Apparently, img in noscript before body is invalid, and will cause the head element to be parsed as immediately terminated and body element to begin. So it seems like this page is intentionally breaking crawlers and such from accessing the meta tags in the head element, or something like that.

Anyway, as a proposed solution, I think we should strip all <noscript> tags from <head> in MV3 before parsing.

dstillman commented 3 weeks ago

I'm still not getting EM on this page.
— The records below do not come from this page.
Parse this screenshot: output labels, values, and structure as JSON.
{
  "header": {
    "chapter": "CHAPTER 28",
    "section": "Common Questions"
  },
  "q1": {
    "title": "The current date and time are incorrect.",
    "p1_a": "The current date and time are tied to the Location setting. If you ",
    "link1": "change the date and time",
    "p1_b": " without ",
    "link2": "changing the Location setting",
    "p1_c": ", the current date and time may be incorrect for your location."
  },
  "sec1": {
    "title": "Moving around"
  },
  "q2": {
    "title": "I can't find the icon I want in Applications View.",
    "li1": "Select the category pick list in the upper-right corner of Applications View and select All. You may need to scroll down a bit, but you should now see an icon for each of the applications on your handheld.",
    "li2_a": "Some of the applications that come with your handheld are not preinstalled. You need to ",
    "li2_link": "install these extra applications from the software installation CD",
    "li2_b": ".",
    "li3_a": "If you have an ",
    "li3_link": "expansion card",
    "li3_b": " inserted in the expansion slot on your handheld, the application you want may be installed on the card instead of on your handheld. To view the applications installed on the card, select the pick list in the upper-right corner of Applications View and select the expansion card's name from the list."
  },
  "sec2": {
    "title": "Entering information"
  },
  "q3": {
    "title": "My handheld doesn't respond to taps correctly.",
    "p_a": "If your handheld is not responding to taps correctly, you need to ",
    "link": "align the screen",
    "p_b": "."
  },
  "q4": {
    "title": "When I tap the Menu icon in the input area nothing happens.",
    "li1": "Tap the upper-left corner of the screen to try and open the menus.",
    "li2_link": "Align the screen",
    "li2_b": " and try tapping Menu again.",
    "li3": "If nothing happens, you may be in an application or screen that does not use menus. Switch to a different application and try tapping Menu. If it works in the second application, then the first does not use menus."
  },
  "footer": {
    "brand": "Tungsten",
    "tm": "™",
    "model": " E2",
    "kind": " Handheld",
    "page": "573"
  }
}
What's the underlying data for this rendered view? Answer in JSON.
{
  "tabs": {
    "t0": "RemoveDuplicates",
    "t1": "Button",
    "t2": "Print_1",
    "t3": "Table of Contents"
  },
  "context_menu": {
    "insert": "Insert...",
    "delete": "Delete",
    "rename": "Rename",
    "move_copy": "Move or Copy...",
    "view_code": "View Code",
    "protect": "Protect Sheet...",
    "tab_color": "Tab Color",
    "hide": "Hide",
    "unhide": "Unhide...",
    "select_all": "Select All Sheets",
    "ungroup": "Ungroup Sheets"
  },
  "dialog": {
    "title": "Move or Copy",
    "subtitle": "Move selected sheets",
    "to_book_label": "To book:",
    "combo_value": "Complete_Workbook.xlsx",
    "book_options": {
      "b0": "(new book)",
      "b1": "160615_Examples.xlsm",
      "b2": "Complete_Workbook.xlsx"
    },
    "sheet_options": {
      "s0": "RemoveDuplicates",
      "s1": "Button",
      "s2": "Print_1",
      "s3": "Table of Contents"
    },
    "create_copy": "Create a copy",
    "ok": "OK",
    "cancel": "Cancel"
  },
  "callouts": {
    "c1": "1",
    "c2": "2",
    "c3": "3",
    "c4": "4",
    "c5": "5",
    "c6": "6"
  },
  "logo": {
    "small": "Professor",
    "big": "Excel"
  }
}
The main translator is fixed, so it's less of an issue here, but this is likely preventing EM from working elsewhere.

(4)(+0000028): Translate: Binding sandbox to https://journals.ametsoc.org/view/journals/phoc/53/1/JPO-D-22-0001.1.xml

debug.js:87 (4)(+0000003): Translate: Parsing code for PubFactory Journals (8d1fb775-df6d-4069-8830-1dfe8e8387dd, 2024-06-04 18:20:00)

debug.js:87 (4)(+0000014): Translate: Parsing code for unAPI (e7e01cac-1e37-4da6-b078-a0e8343b0e98, 2019-06-10 23:11:21)

debug.js:87 (4)(+0000002): Translate: Parsing code for COinS (05d07af9-105a-4572-99f6-a8e231c0daef, 2021-06-01 17:38:46)

debug.js:87 (4)(+0000004): Translate: Parsing code for Embedded Metadata (951c027d-74ac-47d4-a107-9c3069ab7b48, 2024-03-27 20:15:00)

debug.js:87 (3)(+0000000): Translate: Prefix 'og' => 'http://ogp.me/ns#'

debug.js:87 (3)(+0000000): Translate: Prefix 'fb' => 'http://ogp.me/ns/fb#'

debug.js:87 (3)(+0000000): Translate: Prefix 'article' => 'http://ogp.me/ns/article#'

debug.js:87 (3)(+0000000): Translate: Embedded Metadata: found 0 meta tags.

debug.js:87 (4)(+0000013): Translate: Parsing code for DOI (c159dcfe-8a53-4301-a499-30f6549c340d, 2024-05-17 20:25:00)

debug.js:87 (3)(+0000000): Translate: All translator detect calls and RPC calls complete:

debug.js:87 (3)(+0000001):  PubFactory Journals: 200

debug.js:87 (3)(+0000000):  DOI: 400
adomasven commented 3 weeks ago

I cannot reproduce this in a new profile with the current release build.